Annnnyway, DP talks about “with or without you” energy.

That whole, buy from me or not, this train’s leaving, you can hop on, or not, nae bother.

But here’s the shitter: the more desperate you are, the harder it is to sell. Like trying to catch smoke.

People can smell it. They know when you’re winning and they know when you’re needy.

So I reckon part of this whole self employed/business game is two parts momentum one part dark arts. But that with or without you energy sells better than any marketing hack.

📣 Client Chronicles → A quick thought on selling to Women

I spend a lot of time talking to men in marketing (what an odd opening line). But it’s true. And some of them talk about selling to women like it’s a whole new world.

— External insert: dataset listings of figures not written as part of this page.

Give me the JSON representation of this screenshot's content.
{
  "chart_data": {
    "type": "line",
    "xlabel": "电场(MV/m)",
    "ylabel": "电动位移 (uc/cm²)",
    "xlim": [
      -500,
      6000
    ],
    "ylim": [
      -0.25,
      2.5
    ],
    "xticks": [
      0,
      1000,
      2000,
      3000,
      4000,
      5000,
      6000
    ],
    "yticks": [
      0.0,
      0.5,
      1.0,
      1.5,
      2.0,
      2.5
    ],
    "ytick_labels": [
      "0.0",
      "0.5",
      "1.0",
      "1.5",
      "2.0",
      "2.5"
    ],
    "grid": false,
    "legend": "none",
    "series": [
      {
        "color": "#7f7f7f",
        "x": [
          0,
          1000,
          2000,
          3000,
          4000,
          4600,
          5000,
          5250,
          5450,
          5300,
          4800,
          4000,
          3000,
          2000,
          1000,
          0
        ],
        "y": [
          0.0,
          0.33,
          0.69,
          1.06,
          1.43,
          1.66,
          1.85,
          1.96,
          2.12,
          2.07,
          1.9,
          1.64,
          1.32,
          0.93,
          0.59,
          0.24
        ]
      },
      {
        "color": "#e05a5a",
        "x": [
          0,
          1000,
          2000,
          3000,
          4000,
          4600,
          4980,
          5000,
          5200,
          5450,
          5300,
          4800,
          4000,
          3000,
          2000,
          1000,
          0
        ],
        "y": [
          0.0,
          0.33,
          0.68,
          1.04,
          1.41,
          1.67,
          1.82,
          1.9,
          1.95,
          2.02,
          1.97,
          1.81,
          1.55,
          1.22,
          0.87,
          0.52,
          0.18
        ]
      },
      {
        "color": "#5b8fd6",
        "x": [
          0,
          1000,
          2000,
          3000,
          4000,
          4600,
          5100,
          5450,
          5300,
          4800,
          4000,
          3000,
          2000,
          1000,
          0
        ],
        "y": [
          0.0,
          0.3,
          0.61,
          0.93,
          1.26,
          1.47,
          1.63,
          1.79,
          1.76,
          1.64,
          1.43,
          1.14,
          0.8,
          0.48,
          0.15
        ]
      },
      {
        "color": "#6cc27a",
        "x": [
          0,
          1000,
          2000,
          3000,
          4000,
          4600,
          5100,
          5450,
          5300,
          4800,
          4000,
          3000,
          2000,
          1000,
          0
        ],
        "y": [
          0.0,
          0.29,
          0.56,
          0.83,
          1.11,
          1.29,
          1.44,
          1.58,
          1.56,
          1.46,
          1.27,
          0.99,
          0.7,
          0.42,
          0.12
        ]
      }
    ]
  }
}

But whether or not you think you’re selling to women, across industries women drive the purchasing decision.

And here’s the thing..
Women tend to ask more questions and think more dimensionally (“How does this affect my family, future, space?”).

Which means if you’re not preemptively answering those questions in your sales copy, you’re missing a chance to handle their objections.

So try adding “What happens when ___?” scenarios to your copy.

Example: “What happens if I get too many clients?”
OR → How will that affect my family life? My schedule? My freedom?

Solve those questions before they’re asked, and you’ll boost conversion without having to push harder.

🌀 Weird Marketing → “It’s Just a Boob” (this isn’t weird, it’s just good)

Australian lingerie brand Nala just dropped a campaign called It’s Just a Boob.

On a giant mural in Melbourne, artist Caroline Lejeune painted nine bare chests — different bodies, skin tones, mastectomy scars.

The stunt promotes their new Fit Guide 2.0, but also challenges beauty standards and the taboo around nudity.

It’s bold, inclusive and it’s sparking exactly the kind of conversation most brands run from.

Lesson → weird marketing doesn’t always mean silly. Sometimes it’s powerful, artistic, and brave.

heh

👀 Reader of the Week

It’s you baby, thanks for reading. No seriously. I appreciate you. What’s happening this week?